А мне не спалось, от такой какофонии звуков вряд ли можно было уснуть нормальному человеку. И тогда я достал свою тетради и ручку и стал делать записи о прошедшем дне.
***
Не помню, как уснул. Но проснулся оттого, что не толкали. Открыл глаза и увидел милиционера перед собой. Он представился: старший лейтенант Зеленобаклажанов-Коровьев. И отдал честь. Я протянул ему паспорт и спросил, что случилось. Он сказал, что произошло нечто, чего на своей памяти он не припомнит, да и вряд ли такое вообще случалось, если только в кино, а в книжках про это не пишут, там больше про убийства, а вы читали последний роман Марининой? Я сказал, что нет. Очень зря, там интересно, рапортовал Зеленобаклажанов-Коровьев, а у нас украли ящик пива и три бутылки водки, прихватили ведерко для шампанского. Короче, как выразился старлей, полный алес капут.  А потом начались вопросы: что делал? что слышал? что видел? когда уснул? подозрительные в вагоне? Я отвечал спокойно, позевывая, что, мол, никого и ничего не видел, не слышал, где туристы, не знаю, но они не стали бы, не знаю, кто бы стал, мне вообще нельзя, потому что язва. Старикан поведал о том, что почти сам видел своими глазами, как все произошло, толстушка начала говорить, что это не возможно, потому что дрых он, а девица еще больше испугалась. И начался еще больший дурдом, потому что начался новый день, полный неизвестностью.
К обеду старший лейтенант Зеленобаклажанов-Коровьев был горд собой, потому что нашел преступников-злоумышленников. По его виду можно было подумать о том. Что он нашел убийцу Дж. Ф. Кеннеди или, по крайней мере, знает, где он сидит. Каждый охотник желает знать, где сидит фазан – так можно охарактеризовать лучистость и довольство собой, коим старлей светился.
Злоумышленники ехали в соседнем с вагоном-рестораном вагоне; ночью они ошиблись дверью, наткнулись на плохо лежащие ящик пива, водку и ведерко для шампанского. Короче, простая нелепость, они Вов сем признались, чистосердечно раскаялись и участь их облегчили, довольно большим штрафом в стоимость ящика с пивом и водки, причем еще все им оставили, провели, как покупку.
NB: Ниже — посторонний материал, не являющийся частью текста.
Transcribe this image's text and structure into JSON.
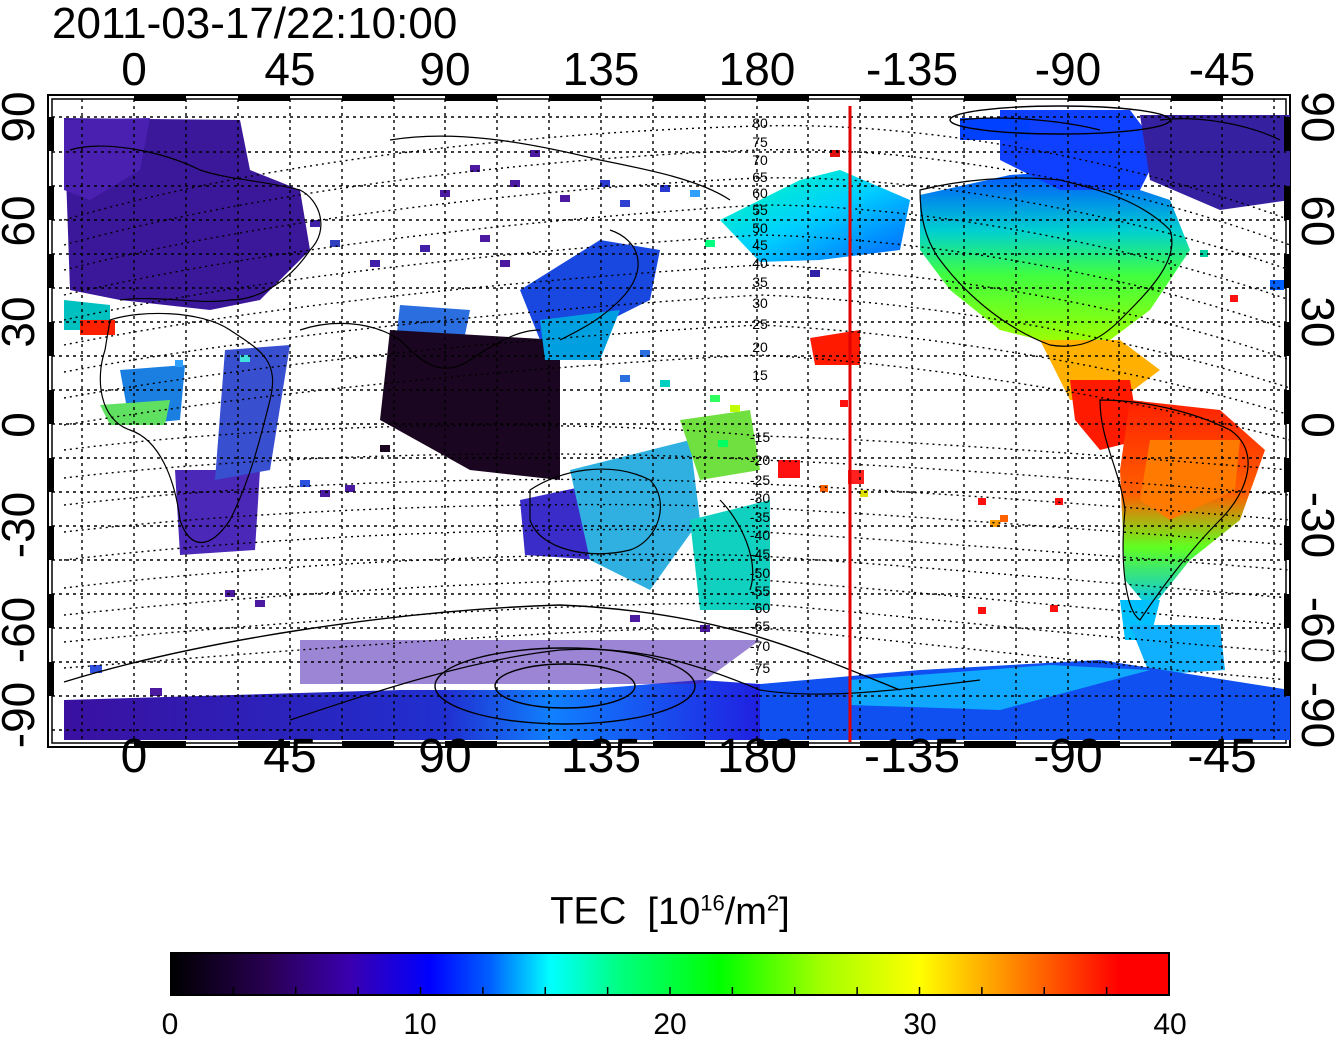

Под аплодисменты Зеленобаклажанов-Коровьев сошел с поезда, увенчанный лаврами Шерлока Холмса. А мы поехали дальше. Старикан затаил злобу на толстушку, а девочка по-прежнему боялась чего-то, сама не знала, чего боится, а мы тем более не знали, потому что чужая душа сплошь потемки. Туристы вернулись из похода, запыхавшиеся и сонные, перегаром несло за километр, наверное, шлейфом за поездом тянулся сей запах ужасный. Начали спрашивать, чего тут было, а мы рассказывали, они ругались на ментов, а мы рассказывали, а толстуха на дедулю накапала, туристы посмотрели на него, но ничего не сказавши, легли спать. И проспали до самого юга, а я снова залез на полку и стал в тетрадочку все записывать, что за день приключилось.
***
Подходило к концу наше маленькое путешествие. Поезд уже подкатывал к вокзалу, на платформе нас встречали частники и таксисты, готовые разорвать друг друга и нас, вырывая клиентов практически зубами. Анапа пахла морем, чебуреками и вином. В любой конец города, нужен дом – это не проблема, два шага от моря, все условия, вода горячая круглые сутки, плита газовая, недорого, как хотите, но дешевле не найдете. Нас терроризировали со всех сторон, желая взять нас в заложники, и катать по городу до беспамятства. Толстуха уплыла в сторону здания вокзала, старикан был зажат в тиски толпы и унесен бурным потоком куда-то в противоположную сторону, девица стояла рядом и зубами отбивала азбуку Морзе: три коротких, три длинных, три коротких. Мне ее было откровенно жаль: одна в незнакомом городе, пережила большущий стресс в поезде, а девочка по виду явно склонна к суициду. Короче я сделал ей предложение; ее звали Элеонорой, и она согласилась без колебаний. И мы сыграли свадьбу через полгода, еще через год у нас родился сынуля, и все это время подробно я все-все записывал в свою тетрадку.